Durch das Anwerben neuer Teilnehmer hat der Kl. Leistungen an diese neuen Teilnehmer erbracht, da er ihnen die Möglichkeit eröffnet hat, an der Tafelrunde teilzunehmen. Zugleich hat er Leistungen an andere Mitglieder der Tafel erbracht, da sich durch die Teilnahme neuer Knappen deren Chancen auf den Erhalt von „Geschenken” erhöht hat. Die von ihm vereinnahmten Geldbeträge stellen Gegenleistungen dar, da sie in einem wirtschaftlichen Zusammenhang mit den Anwerbungsleistungen des Kl. stehen (vgl. auch FG Münster, Urteil vom 22.4.2009 12 K 3308/07 E, EFG 2009, 1190).

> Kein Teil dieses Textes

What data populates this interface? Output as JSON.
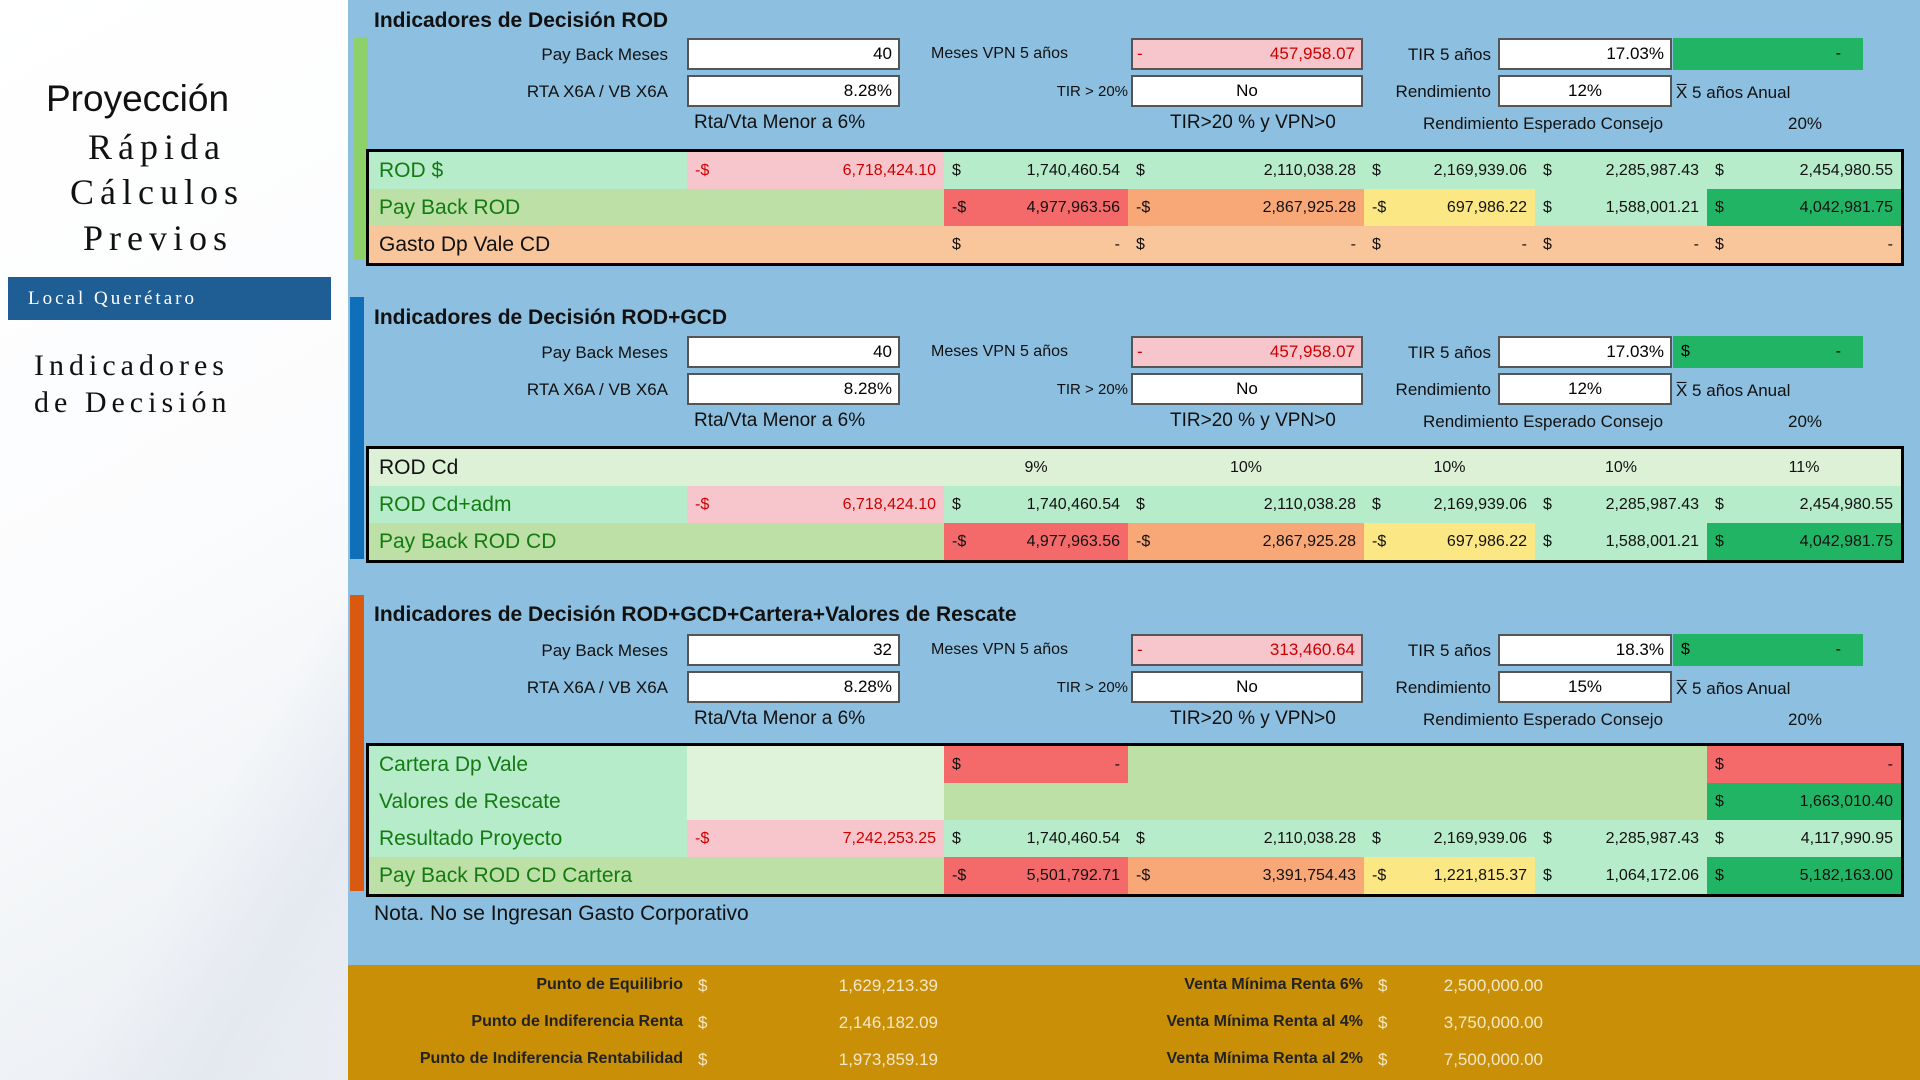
{
  "sidebar": {
    "title1": "Proyección",
    "title2": "Rápida",
    "title3": "Cálculos",
    "title4": "Previos",
    "location": "Local Querétaro",
    "section1": "Indicadores",
    "section2": "de Decisión"
  },
  "colors": {
    "green_dark": "#22b465",
    "green_light": "#b6ecc9",
    "green_mid": "#bce0a5",
    "red_dark": "#f46a6a",
    "pink": "#f7c6cc",
    "orange": "#f8a877",
    "yellow": "#fbe783",
    "peach": "#f9c59b",
    "blue_bar": "#0f6fb9",
    "orange_bar": "#d8590f",
    "green_bar": "#8ed16a",
    "gold": "#c88f07"
  },
  "labels": {
    "payback": "Pay Back Meses",
    "rta": "RTA X6A / VB X6A",
    "meses_vpn": "Meses VPN 5 años",
    "tir20": "TIR > 20%",
    "tir5": "TIR 5 años",
    "rend": "Rendimiento",
    "x5": "X̅ 5 años Anual",
    "rta_menor": "Rta/Vta Menor a 6%",
    "tir_vpn": "TIR>20 % y VPN>0",
    "rend_esp": "Rendimiento Esperado Consejo",
    "rend_esp_val": "20%"
  },
  "s1": {
    "title": "Indicadores de Decisión ROD",
    "payback": "40",
    "rta": "8.28%",
    "vpn_sign": "-",
    "vpn": "457,958.07",
    "tir20": "No",
    "tir5": "17.03%",
    "rend": "12%",
    "x5_val": "-",
    "rows": [
      {
        "label": "ROD $",
        "cells": [
          [
            "-$",
            "6,718,424.10"
          ],
          [
            "$",
            "1,740,460.54"
          ],
          [
            "$",
            "2,110,038.28"
          ],
          [
            "$",
            "2,169,939.06"
          ],
          [
            "$",
            "2,285,987.43"
          ],
          [
            "$",
            "2,454,980.55"
          ]
        ]
      },
      {
        "label": "Pay Back ROD",
        "cells": [
          [
            "",
            ""
          ],
          [
            "-$",
            "4,977,963.56"
          ],
          [
            "-$",
            "2,867,925.28"
          ],
          [
            "-$",
            "697,986.22"
          ],
          [
            "$",
            "1,588,001.21"
          ],
          [
            "$",
            "4,042,981.75"
          ]
        ]
      },
      {
        "label": "Gasto Dp Vale CD",
        "cells": [
          [
            "",
            ""
          ],
          [
            "$",
            "-"
          ],
          [
            "$",
            "-"
          ],
          [
            "$",
            "-"
          ],
          [
            "$",
            "-"
          ],
          [
            "$",
            "-"
          ]
        ]
      }
    ]
  },
  "s2": {
    "title": "Indicadores de Decisión ROD+GCD",
    "payback": "40",
    "rta": "8.28%",
    "vpn_sign": "-",
    "vpn": "457,958.07",
    "tir20": "No",
    "tir5": "17.03%",
    "rend": "12%",
    "x5_cur": "$",
    "x5_val": "-",
    "pct_label": "ROD  Cd",
    "pcts": [
      "9%",
      "10%",
      "10%",
      "10%",
      "11%"
    ],
    "rows": [
      {
        "label": "ROD  Cd+adm",
        "cells": [
          [
            "-$",
            "6,718,424.10"
          ],
          [
            "$",
            "1,740,460.54"
          ],
          [
            "$",
            "2,110,038.28"
          ],
          [
            "$",
            "2,169,939.06"
          ],
          [
            "$",
            "2,285,987.43"
          ],
          [
            "$",
            "2,454,980.55"
          ]
        ]
      },
      {
        "label": "Pay Back ROD CD",
        "cells": [
          [
            "",
            ""
          ],
          [
            "-$",
            "4,977,963.56"
          ],
          [
            "-$",
            "2,867,925.28"
          ],
          [
            "-$",
            "697,986.22"
          ],
          [
            "$",
            "1,588,001.21"
          ],
          [
            "$",
            "4,042,981.75"
          ]
        ]
      }
    ]
  },
  "s3": {
    "title": "Indicadores de Decisión ROD+GCD+Cartera+Valores de Rescate",
    "payback": "32",
    "rta": "8.28%",
    "vpn_sign": "-",
    "vpn": "313,460.64",
    "tir20": "No",
    "tir5": "18.3%",
    "rend": "15%",
    "x5_cur": "$",
    "x5_val": "-",
    "r1": {
      "label": "Cartera Dp Vale",
      "c1": [
        "$",
        "-"
      ],
      "c5": [
        "$",
        "-"
      ]
    },
    "r2": {
      "label": "Valores de Rescate",
      "c5": [
        "$",
        "1,663,010.40"
      ]
    },
    "rows": [
      {
        "label": "Resultado Proyecto",
        "cells": [
          [
            "-$",
            "7,242,253.25"
          ],
          [
            "$",
            "1,740,460.54"
          ],
          [
            "$",
            "2,110,038.28"
          ],
          [
            "$",
            "2,169,939.06"
          ],
          [
            "$",
            "2,285,987.43"
          ],
          [
            "$",
            "4,117,990.95"
          ]
        ]
      },
      {
        "label": "Pay Back ROD CD Cartera",
        "cells": [
          [
            "",
            ""
          ],
          [
            "-$",
            "5,501,792.71"
          ],
          [
            "-$",
            "3,391,754.43"
          ],
          [
            "-$",
            "1,221,815.37"
          ],
          [
            "$",
            "1,064,172.06"
          ],
          [
            "$",
            "5,182,163.00"
          ]
        ]
      }
    ],
    "note": "Nota. No se Ingresan Gasto Corporativo"
  },
  "bottom": {
    "left": [
      [
        "Punto de Equilibrio",
        "$",
        "1,629,213.39"
      ],
      [
        "Punto de Indiferencia Renta",
        "$",
        "2,146,182.09"
      ],
      [
        "Punto de Indiferencia Rentabilidad",
        "$",
        "1,973,859.19"
      ]
    ],
    "right": [
      [
        "Venta Mínima Renta 6%",
        "$",
        "2,500,000.00"
      ],
      [
        "Venta Mínima Renta al 4%",
        "$",
        "3,750,000.00"
      ],
      [
        "Venta Mínima Renta al 2%",
        "$",
        "7,500,000.00"
      ]
    ]
  }
}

Dabei ist es unerheblich, ob der Kl. die Zahlungen unmittelbar von den von ihm angeworbenen Teilnehmern oder von Dritten erhalten hat. Ebenso unbeachtlich ist, dass der Kl. zum Zeitpunkt der Erbringung seiner Leistungen keinen konkreten Anspruch auf den Erhalt von Zahlungen erworben hat. Da bereits der wirtschaftliche Zusammenhang ausreicht, braucht die zwischen den Beteiligten streitige Frage der zivilrechtlichen Auslegung der „Schenkungsurkunden” nicht entschieden zu werden. Die ebenfalls streitige Frage, ob im Streitjahr bereits der Ehrenkodex galt, nach dem eine Obliegenheit zur Anwerbung mindestens zweier neuer Teilnehmer bestand, kann offen bleiben. Da bereits feststeht, dass der Kl. Leistungen im Sinne von § 22 Nr. 3 EStG ausgeführt hat, kommt es nicht darauf an, ob er dazu aufgrund eines Ehrenkodexes verpflichtet war oder ob er dies freiwillig tat. Einer Beweisaufnahme bedurfte es insoweit nicht.
Die Kostenentscheidung folgt aus § 135 Abs. 1 FGO.